Python for Everybody

Chapter 11

Exercise 11.1

"""
Exercise  11.1: Write a simple program to simulate the operation of the grep
command on Unix. Ask the user to enter a regular expression and count the
number of lines that matched the regular expression:

$ python grep.py
Enter a regular expression: ^Author
mbox.txt had 1798 lines that matched ^Author

$ python grep.py
Enter a regular expression: ^X-
mbox.txt had 14368 lines that matched ^X-

$ python grep.py
Enter a regular expression: java$
mbox.txt had 4218 lines that matched java$

Python for Everybody: Exploring Data Using Python 3
by Charles R. Severance

Solution by Jamison Lahman, June 4, 2017
"""
import re

count = 0                               # Initialize variables

input_exp = input('Enter a regular expression: ')
reg_exp = str(input_exp)                # Regular Expressions are strings
fname = 'mbox.txt'
fhand = open(fname)

for line in fhand:
    line = line.rstrip()

    # Only counts if something was found
    if re.findall(reg_exp, line) != []:
        count += 1

print(fname + ' had ' + str(count) + ' lines that matched ' + reg_exp)
    

Exercise 11.2

"""
Exercise  11.2: Write a program to look for lines of the form

'New Revision: 39771'

and extract the number from each of the lines using a regular expression and
the findall() method.
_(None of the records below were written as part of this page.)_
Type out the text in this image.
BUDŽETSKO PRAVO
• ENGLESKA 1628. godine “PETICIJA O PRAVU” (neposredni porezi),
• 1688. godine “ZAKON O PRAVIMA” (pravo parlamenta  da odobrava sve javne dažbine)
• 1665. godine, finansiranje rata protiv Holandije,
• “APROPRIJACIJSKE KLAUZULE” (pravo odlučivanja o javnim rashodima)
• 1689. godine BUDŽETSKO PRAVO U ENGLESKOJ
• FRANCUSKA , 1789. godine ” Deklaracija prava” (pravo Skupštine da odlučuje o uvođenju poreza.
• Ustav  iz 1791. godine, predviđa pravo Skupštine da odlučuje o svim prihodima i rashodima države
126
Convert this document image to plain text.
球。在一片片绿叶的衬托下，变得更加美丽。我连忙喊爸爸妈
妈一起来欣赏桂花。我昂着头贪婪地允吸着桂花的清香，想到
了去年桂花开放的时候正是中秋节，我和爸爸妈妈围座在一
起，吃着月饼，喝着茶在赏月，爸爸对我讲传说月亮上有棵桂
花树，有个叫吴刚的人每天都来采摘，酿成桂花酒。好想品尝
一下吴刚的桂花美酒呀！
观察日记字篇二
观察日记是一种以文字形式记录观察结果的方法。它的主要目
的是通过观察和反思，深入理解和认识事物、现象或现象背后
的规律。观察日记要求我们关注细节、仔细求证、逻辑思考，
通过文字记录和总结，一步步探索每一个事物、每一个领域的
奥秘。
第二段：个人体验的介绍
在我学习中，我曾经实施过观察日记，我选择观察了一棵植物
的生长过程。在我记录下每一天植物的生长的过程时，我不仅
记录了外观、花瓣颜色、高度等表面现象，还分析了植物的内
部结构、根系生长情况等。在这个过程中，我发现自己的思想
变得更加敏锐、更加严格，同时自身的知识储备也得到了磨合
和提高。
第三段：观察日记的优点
Compute the average of the numbers and print out the
average.

Enter file:mbox.txt
38549.7949721

Enter file:mbox-short.txt
39756.9259259

Python for Everybody: Exploring Data Using Python 3
by Charles R. Severance

Solution by Jamison Lahman, June 4, 2017
"""
import re


rev = []

fname = input('Enter file: ')
try:
    fhand = open(fname)
except FileNotFoundError:
    print('File cannot be opened: ', fname)
    exit()


for line in fhand:
    line = line.rstrip()
    rev_temp = re.findall('^New Revision: ([0-9.]+)', line)
    if not rev_temp:
        for val in rev_temp:
            val = float(val)            # Convert the strings to floats
            rev = rev + [val]           # Concats new values

rev_sum = sum(rev)
count = float(len(rev))
rev_ave = rev_sum / count

print(rev_ave)